Today I took a ball pin hammer and broke 13 windows on the Wells Fargo Bank on 19th and Pen.

This act of destruction was meant to signify the ever increasing oil prices and never sub siding national debt.

I was protesting.

I’m very artistic.

It’s May 5, 2007 and I don’t understand anyone.

Outside of Rob’s office, I listen to the same guitar riff, I’ve been hearing for the last hour. It’s in ¾ time. A down stroke on one, followed by two quick up strokes on 2 and 3.

Down, up, up. Down, up, up.

I think I can make out a tuba or a similar variety of brass accompanying the guitar on the down strokes. It reverberates through the walls and is very distracting. Rob tells me to ignore it and tells me I need to focus on what he is saying. I don’t like Rob.

I started visiting with Rob two years ago when I walked up Detroit St. and smashed every 3rd mailbox with a gold handled golf putter I got for my birthday in 1994.
It was meant to signify the declining relationship between today’s mailmen and the clients he visits.
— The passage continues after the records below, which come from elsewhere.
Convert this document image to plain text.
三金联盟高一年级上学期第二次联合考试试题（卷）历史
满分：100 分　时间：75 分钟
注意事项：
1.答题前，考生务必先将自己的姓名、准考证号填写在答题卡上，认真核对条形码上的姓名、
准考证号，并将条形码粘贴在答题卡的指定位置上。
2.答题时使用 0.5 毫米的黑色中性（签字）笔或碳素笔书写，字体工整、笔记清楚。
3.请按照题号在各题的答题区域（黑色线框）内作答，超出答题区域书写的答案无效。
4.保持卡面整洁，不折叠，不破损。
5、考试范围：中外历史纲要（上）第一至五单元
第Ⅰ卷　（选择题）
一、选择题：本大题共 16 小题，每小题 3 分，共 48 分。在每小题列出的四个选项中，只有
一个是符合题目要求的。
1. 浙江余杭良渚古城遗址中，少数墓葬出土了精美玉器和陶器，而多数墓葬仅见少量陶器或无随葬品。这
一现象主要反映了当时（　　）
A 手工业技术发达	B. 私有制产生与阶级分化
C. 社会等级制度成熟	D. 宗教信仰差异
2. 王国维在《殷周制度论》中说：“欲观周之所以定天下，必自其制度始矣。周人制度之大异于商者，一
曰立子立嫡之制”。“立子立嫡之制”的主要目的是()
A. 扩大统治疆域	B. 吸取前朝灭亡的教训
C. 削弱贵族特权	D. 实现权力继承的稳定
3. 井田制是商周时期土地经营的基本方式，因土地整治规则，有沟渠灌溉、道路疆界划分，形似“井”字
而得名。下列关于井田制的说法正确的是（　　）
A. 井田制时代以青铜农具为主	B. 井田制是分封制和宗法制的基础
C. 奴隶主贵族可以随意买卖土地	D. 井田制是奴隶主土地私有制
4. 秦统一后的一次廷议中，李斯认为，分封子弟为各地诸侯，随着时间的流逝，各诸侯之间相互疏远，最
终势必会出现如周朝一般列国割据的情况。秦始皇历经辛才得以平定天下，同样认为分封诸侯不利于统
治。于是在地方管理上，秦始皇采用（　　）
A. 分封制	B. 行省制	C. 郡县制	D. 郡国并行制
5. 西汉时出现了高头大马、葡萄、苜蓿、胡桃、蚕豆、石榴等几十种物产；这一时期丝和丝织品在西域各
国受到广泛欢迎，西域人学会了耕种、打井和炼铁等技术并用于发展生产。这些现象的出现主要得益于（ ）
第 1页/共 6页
No one understood it and I was arrested.

I’m forced to visit with Rob every Saturday unless it falls on a holiday.
Today is a holiday, but Rob told me since I am of German descent, and he is a “Jew,” the Fifth of May holds no special significance to either one of us. So on this Saturday, I sit and pretend to listen to Rob as he talks about controlling my “anger.”

Rob talks a lot about my “anger.” He says that it’s going to get me into serious trouble one day and that I must learn to control it.
I tell Rob that Anger is one of seven human emotions and is just as much a part of me as being happy, sad, scared, annoyed, frustrated or extra sad.